Disclaimer : L'histoire est inspiré des personnages de J.K Rowling...ils ne m'appartiennent pas...snif

Il sortit avec agacement une mèche de cheveux noirs de devant son regard et tenta vainement de la placer derrière son oreille. Sa route s'était éloignée de celle de ses compagnons il y a plusieurs heures et pourtant le martèlement de dizaine de sabots résonnait encore dans son tympan. Pas un mot n'avait été prononcé lors du voyage. Les vibrants signes de main au moment de se séparer n'avaient pas réussi à apaiser la querelle muette larvée dans son cœur.

Il se crispa un peu plus sur ses rênes et argua de nouveau sa monture à accélérer. Les nuages noirs s'amoncelaient et la chaleur tout à fait étouffante annonçait un orage d'été. Le grondement sourd du tonnerre roulait déjà, et répondait à la mauvaise humeur du cavalier.

Une insupportable attente tournait dans l'atmosphère. L'air vibrait des frémissements d'ailes des insectes trop nombreux. Leur vacarme stupide s'élevait des brins d'herbes et raisonnait presque comme des moqueries. L'odeur pourtant profonde de la terre en ces heures chaudes ne pouvait cacher la pestilence de son objectif.

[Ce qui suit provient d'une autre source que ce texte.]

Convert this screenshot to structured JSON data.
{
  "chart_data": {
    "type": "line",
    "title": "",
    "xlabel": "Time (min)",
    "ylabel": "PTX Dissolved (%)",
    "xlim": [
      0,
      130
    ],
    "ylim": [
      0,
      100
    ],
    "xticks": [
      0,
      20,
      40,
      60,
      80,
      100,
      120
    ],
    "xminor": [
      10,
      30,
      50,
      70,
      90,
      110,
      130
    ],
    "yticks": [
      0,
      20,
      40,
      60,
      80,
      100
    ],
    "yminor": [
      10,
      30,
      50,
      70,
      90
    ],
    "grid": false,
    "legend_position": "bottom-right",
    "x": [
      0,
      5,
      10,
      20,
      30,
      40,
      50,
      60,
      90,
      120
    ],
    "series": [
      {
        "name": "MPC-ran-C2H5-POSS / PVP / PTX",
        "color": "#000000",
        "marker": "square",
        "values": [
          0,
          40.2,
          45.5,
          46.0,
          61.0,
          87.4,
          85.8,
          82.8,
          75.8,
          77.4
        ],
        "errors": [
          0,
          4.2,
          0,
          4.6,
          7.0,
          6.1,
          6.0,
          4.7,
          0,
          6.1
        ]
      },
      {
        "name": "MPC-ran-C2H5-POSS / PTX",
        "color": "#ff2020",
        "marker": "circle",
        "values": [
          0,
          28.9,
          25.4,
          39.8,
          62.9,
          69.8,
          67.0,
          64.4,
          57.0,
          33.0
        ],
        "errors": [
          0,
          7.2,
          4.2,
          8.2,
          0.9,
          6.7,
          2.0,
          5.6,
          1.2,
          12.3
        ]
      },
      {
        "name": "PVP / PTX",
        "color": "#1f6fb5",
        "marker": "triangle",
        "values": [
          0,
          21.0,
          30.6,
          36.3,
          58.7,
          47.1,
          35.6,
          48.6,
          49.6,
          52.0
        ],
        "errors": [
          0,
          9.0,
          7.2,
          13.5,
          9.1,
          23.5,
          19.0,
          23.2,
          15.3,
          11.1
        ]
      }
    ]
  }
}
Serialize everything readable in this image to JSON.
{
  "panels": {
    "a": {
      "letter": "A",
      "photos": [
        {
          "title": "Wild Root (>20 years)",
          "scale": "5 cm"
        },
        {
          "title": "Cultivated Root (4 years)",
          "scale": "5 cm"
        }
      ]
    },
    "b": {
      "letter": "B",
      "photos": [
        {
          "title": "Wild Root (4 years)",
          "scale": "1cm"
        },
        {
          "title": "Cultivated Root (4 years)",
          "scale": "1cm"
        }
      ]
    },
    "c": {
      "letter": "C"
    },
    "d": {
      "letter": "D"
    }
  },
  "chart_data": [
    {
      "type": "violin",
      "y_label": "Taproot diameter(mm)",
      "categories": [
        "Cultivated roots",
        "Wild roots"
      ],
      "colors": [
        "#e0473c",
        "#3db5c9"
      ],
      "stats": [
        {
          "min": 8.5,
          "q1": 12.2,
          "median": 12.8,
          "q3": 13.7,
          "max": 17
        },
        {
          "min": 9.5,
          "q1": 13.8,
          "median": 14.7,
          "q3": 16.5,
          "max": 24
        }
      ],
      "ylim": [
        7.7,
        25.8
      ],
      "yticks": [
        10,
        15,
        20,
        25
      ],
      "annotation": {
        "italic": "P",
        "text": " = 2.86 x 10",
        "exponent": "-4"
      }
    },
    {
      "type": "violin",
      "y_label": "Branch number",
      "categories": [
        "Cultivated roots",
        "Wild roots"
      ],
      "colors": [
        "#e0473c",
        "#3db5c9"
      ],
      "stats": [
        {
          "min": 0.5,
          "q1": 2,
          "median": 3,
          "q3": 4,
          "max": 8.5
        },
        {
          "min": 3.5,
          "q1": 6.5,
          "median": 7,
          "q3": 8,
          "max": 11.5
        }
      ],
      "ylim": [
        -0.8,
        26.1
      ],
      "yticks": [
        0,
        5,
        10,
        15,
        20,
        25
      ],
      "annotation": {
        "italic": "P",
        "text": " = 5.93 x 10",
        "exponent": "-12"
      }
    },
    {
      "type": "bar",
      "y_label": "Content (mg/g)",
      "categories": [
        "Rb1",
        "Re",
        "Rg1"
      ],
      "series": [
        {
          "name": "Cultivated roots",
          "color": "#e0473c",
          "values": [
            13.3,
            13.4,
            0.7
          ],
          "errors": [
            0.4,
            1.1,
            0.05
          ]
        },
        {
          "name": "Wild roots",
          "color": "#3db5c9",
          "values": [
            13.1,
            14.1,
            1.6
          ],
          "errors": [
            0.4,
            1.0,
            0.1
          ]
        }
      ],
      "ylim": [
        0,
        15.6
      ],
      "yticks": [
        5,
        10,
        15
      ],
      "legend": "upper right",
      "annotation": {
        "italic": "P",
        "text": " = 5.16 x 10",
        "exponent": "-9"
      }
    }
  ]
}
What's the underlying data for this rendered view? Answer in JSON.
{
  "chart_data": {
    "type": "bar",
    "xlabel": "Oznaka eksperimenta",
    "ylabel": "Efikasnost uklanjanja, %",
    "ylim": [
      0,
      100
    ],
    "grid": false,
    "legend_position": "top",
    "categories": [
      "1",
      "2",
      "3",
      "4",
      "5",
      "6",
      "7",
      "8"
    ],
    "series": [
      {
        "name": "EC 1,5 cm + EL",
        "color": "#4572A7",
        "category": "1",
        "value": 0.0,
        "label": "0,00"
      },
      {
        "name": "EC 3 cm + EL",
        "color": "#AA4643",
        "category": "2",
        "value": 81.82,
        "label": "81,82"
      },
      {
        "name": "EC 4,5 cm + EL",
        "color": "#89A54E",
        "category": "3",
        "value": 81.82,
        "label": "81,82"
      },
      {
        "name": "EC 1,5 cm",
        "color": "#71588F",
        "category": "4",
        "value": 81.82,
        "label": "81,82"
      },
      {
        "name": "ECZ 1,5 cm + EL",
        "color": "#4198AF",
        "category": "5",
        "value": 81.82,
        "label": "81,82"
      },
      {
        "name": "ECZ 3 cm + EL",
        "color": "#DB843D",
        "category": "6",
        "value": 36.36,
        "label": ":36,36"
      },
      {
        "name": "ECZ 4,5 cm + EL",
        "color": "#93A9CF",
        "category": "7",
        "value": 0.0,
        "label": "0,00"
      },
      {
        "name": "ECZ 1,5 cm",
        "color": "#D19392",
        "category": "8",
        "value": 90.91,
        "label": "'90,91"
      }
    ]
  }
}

Il approchait enfin d'un hameau. Quelques misérables taudis de bois et de chaume serrés contre la route. « Pas besoin de carte pour trouver un visage moldu : il suffit de lever le nez » Une moue de dégoût déforma son visage.

Il ralentit pour ne pas effrayer davantage les pauvres diables qui appréhendaient déjà la venue d'une haute silhouette noire. Semblables à des animaux, tous s'immobilisèrent quelques secondes à son approche. Le temps se figea l'instant d'un battement de cœur. Puis brutalement, la meute des bas-gens s'activa. Les femmes se réfugiaient avec précipitation dans leurs chaumières, poussant leur progéniture devant elles. Cessant toute tâche, les hommes s'alignèrent prestement sur les bords de l'allée. Ils serraient contre leur poitrine leurs outils rouillés, pauvres armes pathétiques.

Le cavalier avançait avec lenteur. A son passage, le visage crispée des paysans s'inversait en un masque de complet ébahissement. Les bouches pendantes ne se refermaient pas. Leurs regards ahuris se portaient tour à tour de l'homme à la bête. Des frissons parcouraient les échines. Ces gens-là n'étaient pas en mesure de supporter une si violente beauté.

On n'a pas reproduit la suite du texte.